Geology alumni recall their professor’s golden rule for fieldtrips: always record your data on-site.

We also benefit from the problem-solving abilities of CEOs and managers, who help to delegate transects and tasks.

A part-time Surf Lifesaver reminds me to wear my hat.

We do our best to conduct our survey, picking through the seagrass. We collect the largest shell of each varietal to photograph for Neil’s records, and confer to estimate its frequency.

The process of collection is simple and meditative.

Identifying the samples is tactile and collaborative.

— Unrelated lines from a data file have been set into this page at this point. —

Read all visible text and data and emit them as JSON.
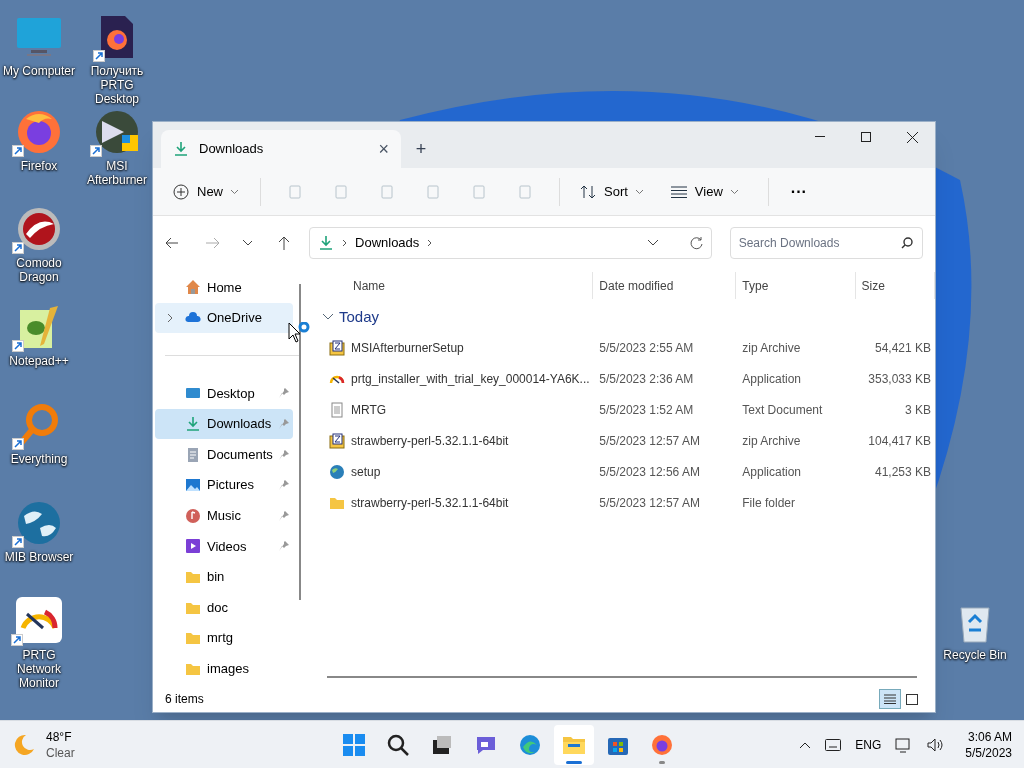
{
  "desktop_icons": [
    {
      "label": "My Computer",
      "kind": "monitor",
      "shortcut": false
    },
    {
      "label": "Получить PRTG Desktop",
      "kind": "firefox-doc",
      "shortcut": true
    },
    {
      "label": "Firefox",
      "kind": "firefox",
      "shortcut": true
    },
    {
      "label": "MSI Afterburner",
      "kind": "afterburner",
      "shortcut": true
    },
    {
      "label": "Comodo Dragon",
      "kind": "dragon",
      "shortcut": true
    },
    {
      "label": "Notepad++",
      "kind": "notepad",
      "shortcut": true
    },
    {
      "label": "Everything",
      "kind": "everything",
      "shortcut": true
    },
    {
      "label": "MIB Browser",
      "kind": "globe",
      "shortcut": true
    },
    {
      "label": "PRTG Network Monitor",
      "kind": "gauge",
      "shortcut": true
    },
    {
      "label": "Recycle Bin",
      "kind": "bin",
      "shortcut": false
    }
  ],
  "window": {
    "tab": {
      "title": "Downloads",
      "close": "×"
    },
    "new_tab": "+",
    "toolbar": {
      "new": "New",
      "sort": "Sort",
      "view": "View",
      "more": "···"
    },
    "address": {
      "path": "Downloads",
      "search_placeholder": "Search Downloads"
    },
    "sidebar": [
      {
        "label": "Home",
        "kind": "home",
        "pinned": false,
        "selected": false,
        "hovered": false
      },
      {
        "label": "OneDrive",
        "kind": "cloud",
        "pinned": false,
        "selected": false,
        "hovered": true,
        "expanded": false
      },
      {
        "label": "Desktop",
        "kind": "desktop",
        "pinned": true,
        "selected": false,
        "hovered": false
      },
      {
        "label": "Downloads",
        "kind": "download",
        "pinned": true,
        "selected": true,
        "hovered": false
      },
      {
        "label": "Documents",
        "kind": "documents",
        "pinned": true,
        "selected": false,
        "hovered": false
      },
      {
        "label": "Pictures",
        "kind": "pictures",
        "pinned": true,
        "selected": false,
        "hovered": false
      },
      {
        "label": "Music",
        "kind": "music",
        "pinned": true,
        "selected": false,
        "hovered": false
      },
      {
        "label": "Videos",
        "kind": "videos",
        "pinned": true,
        "selected": false,
        "hovered": false
      },
      {
        "label": "bin",
        "kind": "folder",
        "pinned": false,
        "selected": false,
        "hovered": false
      },
      {
        "label": "doc",
        "kind": "folder",
        "pinned": false,
        "selected": false,
        "hovered": false
      },
      {
        "label": "mrtg",
        "kind": "folder",
        "pinned": false,
        "selected": false,
        "hovered": false
      },
      {
        "label": "images",
        "kind": "folder",
        "pinned": false,
        "selected": false,
        "hovered": false
      }
    ],
    "columns": [
      "Name",
      "Date modified",
      "Type",
      "Size"
    ],
    "group": {
      "title": "Today",
      "expanded": true
    },
    "rows": [
      {
        "name": "MSIAfterburnerSetup",
        "date": "5/5/2023 2:55 AM",
        "type": "zip Archive",
        "size": "54,421 KB",
        "kind": "zip"
      },
      {
        "name": "prtg_installer_with_trial_key_000014-YA6K...",
        "date": "5/5/2023 2:36 AM",
        "type": "Application",
        "size": "353,033 KB",
        "kind": "gauge"
      },
      {
        "name": "MRTG",
        "date": "5/5/2023 1:52 AM",
        "type": "Text Document",
        "size": "3 KB",
        "kind": "text"
      },
      {
        "name": "strawberry-perl-5.32.1.1-64bit",
        "date": "5/5/2023 12:57 AM",
        "type": "zip Archive",
        "size": "104,417 KB",
        "kind": "zip"
      },
      {
        "name": "setup",
        "date": "5/5/2023 12:56 AM",
        "type": "Application",
        "size": "41,253 KB",
        "kind": "globe"
      },
      {
        "name": "strawberry-perl-5.32.1.1-64bit",
        "date": "5/5/2023 12:57 AM",
        "type": "File folder",
        "size": "",
        "kind": "folder"
      }
    ],
    "status": "6 items",
    "view_buttons": [
      {
        "kind": "details",
        "selected": true
      },
      {
        "kind": "tiles",
        "selected": false
      }
    ]
  },
  "taskbar": {
    "weather": {
      "temp": "48°F",
      "condition": "Clear"
    },
    "apps": [
      {
        "kind": "start",
        "selected": false,
        "running": false
      },
      {
        "kind": "search",
        "selected": false,
        "running": false
      },
      {
        "kind": "taskview",
        "selected": false,
        "running": false
      },
      {
        "kind": "chat",
        "selected": false,
        "running": false
      },
      {
        "kind": "edge",
        "selected": false,
        "running": false
      },
      {
        "kind": "explorer",
        "selected": true,
        "running": true
      },
      {
        "kind": "store",
        "selected": false,
        "running": false
      },
      {
        "kind": "firefox",
        "selected": false,
        "running": true
      }
    ],
    "language": "ENG",
    "time": "3:06 AM",
    "date": "5/5/2023"
  }
}
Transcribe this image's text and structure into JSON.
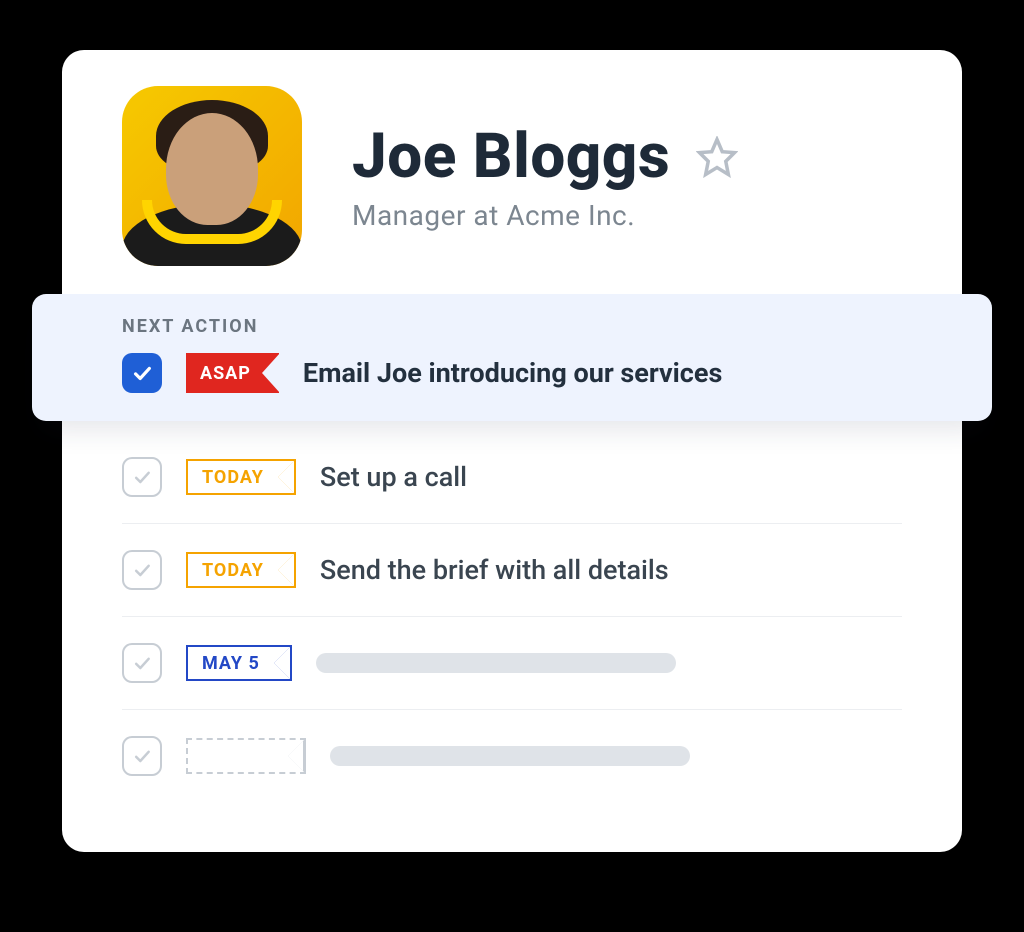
{
  "contact": {
    "name": "Joe Bloggs",
    "title": "Manager at Acme Inc."
  },
  "next_action": {
    "label": "NEXT ACTION",
    "flag": "ASAP",
    "text": "Email Joe introducing our services"
  },
  "tasks": [
    {
      "flag_type": "today",
      "flag_text": "TODAY",
      "text": "Set up a call"
    },
    {
      "flag_type": "today",
      "flag_text": "TODAY",
      "text": "Send the brief with all details"
    },
    {
      "flag_type": "date",
      "flag_text": "MAY 5",
      "text": ""
    },
    {
      "flag_type": "blank",
      "flag_text": "",
      "text": ""
    }
  ]
}
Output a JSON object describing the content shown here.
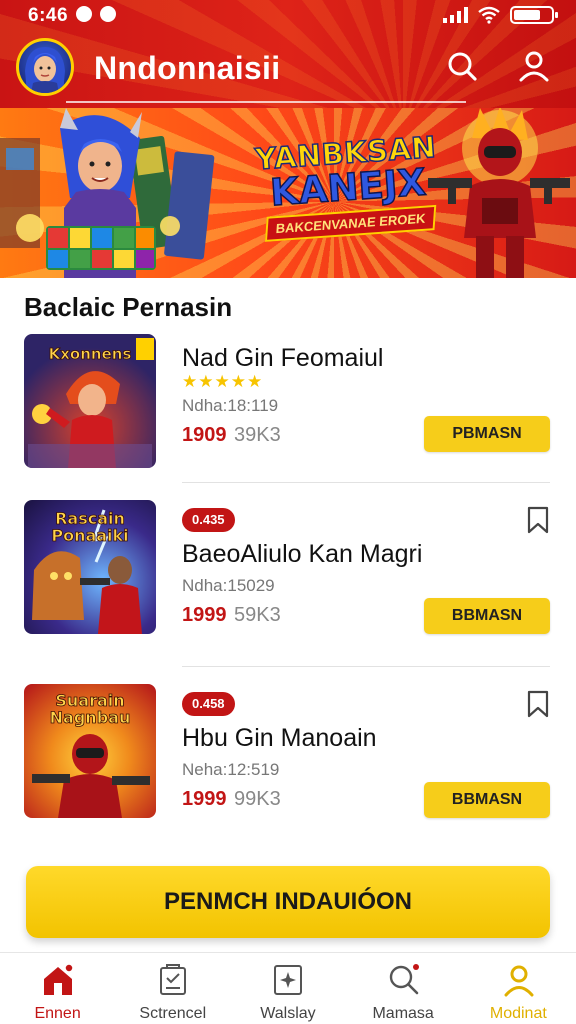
{
  "status_bar": {
    "time": "6:46"
  },
  "header": {
    "title": "Nndonnaisii"
  },
  "banner": {
    "headline_1": "YANBKSAN",
    "headline_2": "KANEJX",
    "subline": "BAKCENVANAE EROEK"
  },
  "section": {
    "title": "Baclaic Pernasin"
  },
  "games": [
    {
      "thumb_text": "Kxonnens",
      "tag": "",
      "name": "Nad Gin Feomaiul",
      "rating": "★★★★★",
      "subtitle": "Ndha:18:119",
      "price": "1909",
      "old_price": "39K3",
      "button": "PBMASN"
    },
    {
      "thumb_text": "Rascain Ponaaiki",
      "tag": "0.435",
      "name": "BaeoAliulo Kan Magri",
      "rating": "",
      "subtitle": "Ndha:15029",
      "price": "1999",
      "old_price": "59K3",
      "button": "BBMASN"
    },
    {
      "thumb_text": "Suarain Nagnbau",
      "tag": "0.458",
      "name": "Hbu Gin Manoain",
      "rating": "",
      "subtitle": "Neha:12:519",
      "price": "1999",
      "old_price": "99K3",
      "button": "BBMASN"
    }
  ],
  "cta": {
    "label": "PENMCH INDAUIÓON"
  },
  "nav": [
    {
      "label": "Ennen",
      "icon": "home-icon"
    },
    {
      "label": "Sctrencel",
      "icon": "clipboard-icon"
    },
    {
      "label": "Walslay",
      "icon": "sparkle-card-icon"
    },
    {
      "label": "Mamasa",
      "icon": "search-icon"
    },
    {
      "label": "Modinat",
      "icon": "profile-icon"
    }
  ],
  "colors": {
    "brand_red": "#c91414",
    "accent_yellow": "#f6cd1a"
  }
}
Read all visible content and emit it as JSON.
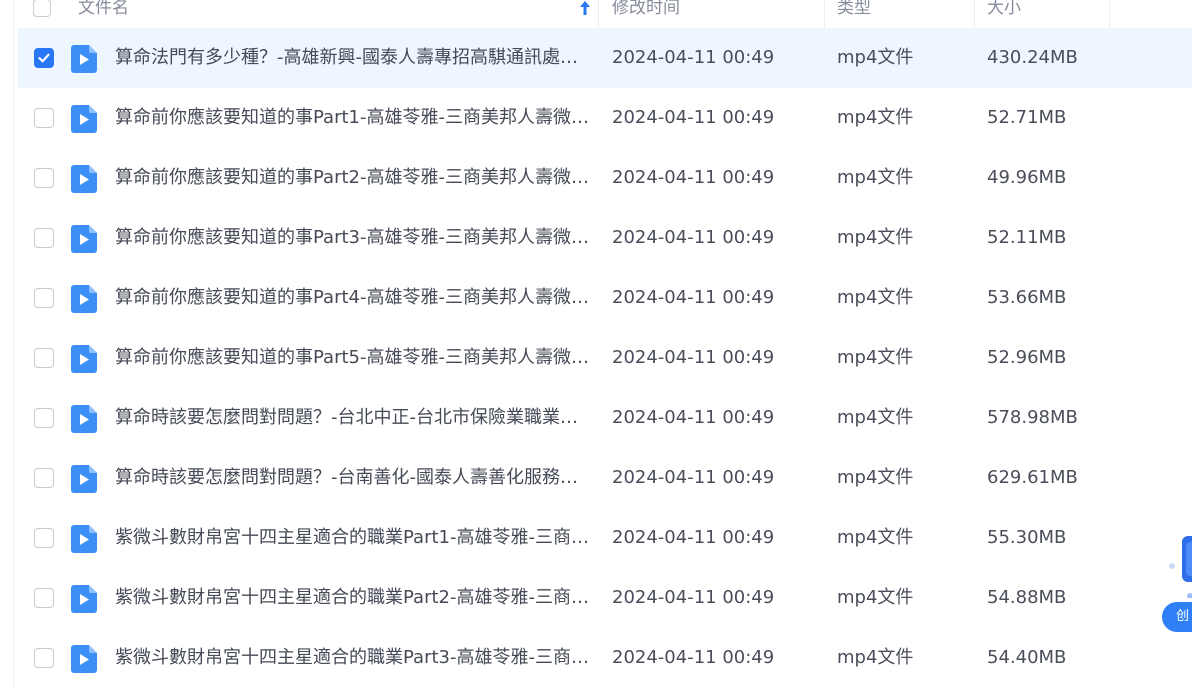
{
  "table": {
    "headers": {
      "name": "文件名",
      "mtime": "修改时间",
      "type": "类型",
      "size": "大小"
    },
    "rows": [
      {
        "name": "算命法門有多少種？-高雄新興-國泰人壽專招高騏通訊處…",
        "mtime": "2024-04-11 00:49",
        "type": "mp4文件",
        "size": "430.24MB",
        "selected": true
      },
      {
        "name": "算命前你應該要知道的事Part1-高雄苓雅-三商美邦人壽微…",
        "mtime": "2024-04-11 00:49",
        "type": "mp4文件",
        "size": "52.71MB",
        "selected": false
      },
      {
        "name": "算命前你應該要知道的事Part2-高雄苓雅-三商美邦人壽微…",
        "mtime": "2024-04-11 00:49",
        "type": "mp4文件",
        "size": "49.96MB",
        "selected": false
      },
      {
        "name": "算命前你應該要知道的事Part3-高雄苓雅-三商美邦人壽微…",
        "mtime": "2024-04-11 00:49",
        "type": "mp4文件",
        "size": "52.11MB",
        "selected": false
      },
      {
        "name": "算命前你應該要知道的事Part4-高雄苓雅-三商美邦人壽微…",
        "mtime": "2024-04-11 00:49",
        "type": "mp4文件",
        "size": "53.66MB",
        "selected": false
      },
      {
        "name": "算命前你應該要知道的事Part5-高雄苓雅-三商美邦人壽微…",
        "mtime": "2024-04-11 00:49",
        "type": "mp4文件",
        "size": "52.96MB",
        "selected": false
      },
      {
        "name": "算命時該要怎麼問對問題？-台北中正-台北市保險業職業…",
        "mtime": "2024-04-11 00:49",
        "type": "mp4文件",
        "size": "578.98MB",
        "selected": false
      },
      {
        "name": "算命時該要怎麼問對問題？-台南善化-國泰人壽善化服務…",
        "mtime": "2024-04-11 00:49",
        "type": "mp4文件",
        "size": "629.61MB",
        "selected": false
      },
      {
        "name": "紫微斗數財帛宮十四主星適合的職業Part1-高雄苓雅-三商…",
        "mtime": "2024-04-11 00:49",
        "type": "mp4文件",
        "size": "55.30MB",
        "selected": false
      },
      {
        "name": "紫微斗數財帛宮十四主星適合的職業Part2-高雄苓雅-三商…",
        "mtime": "2024-04-11 00:49",
        "type": "mp4文件",
        "size": "54.88MB",
        "selected": false
      },
      {
        "name": "紫微斗數財帛宮十四主星適合的職業Part3-高雄苓雅-三商…",
        "mtime": "2024-04-11 00:49",
        "type": "mp4文件",
        "size": "54.40MB",
        "selected": false
      }
    ]
  },
  "float_widget": {
    "label": "创",
    "icon": "assistant-icon"
  },
  "colors": {
    "accent": "#2a77f6",
    "selected_row": "#eef6ff",
    "video_icon": "#3b8ff7"
  }
}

Color is a poor indicator of species, as pigment wears away over time. We are forced to notice idiosyncrasies more acutely than usual. Are these ridges concentric or radial? Is this peak more conical, or more rounded?

In the midst of a climate crisis, there is something soothing about combing the coastline for shells.

A close up image of an assortment of shells resting in someone's palm.Once we complete our documentation, we return the shells to the beach. Although no longer living, they remain integral to the coastal ecology.

By the time a shell washes onto the beach, what remains of the mollusc might be days or decades old. This singularity makes accurate data on shell distribution crucial, as any variation in distribution could suggest a significant variance in the marine ecosystem.

As with much crowdsourced data, quantity is the key to meaningful impact. Researchers like Neil and Becky need a large amount of data before they can begin to map key trends. The surveys we conduct today will help to build a snapshot of the health of our coastal ecosystem, but they need repeating.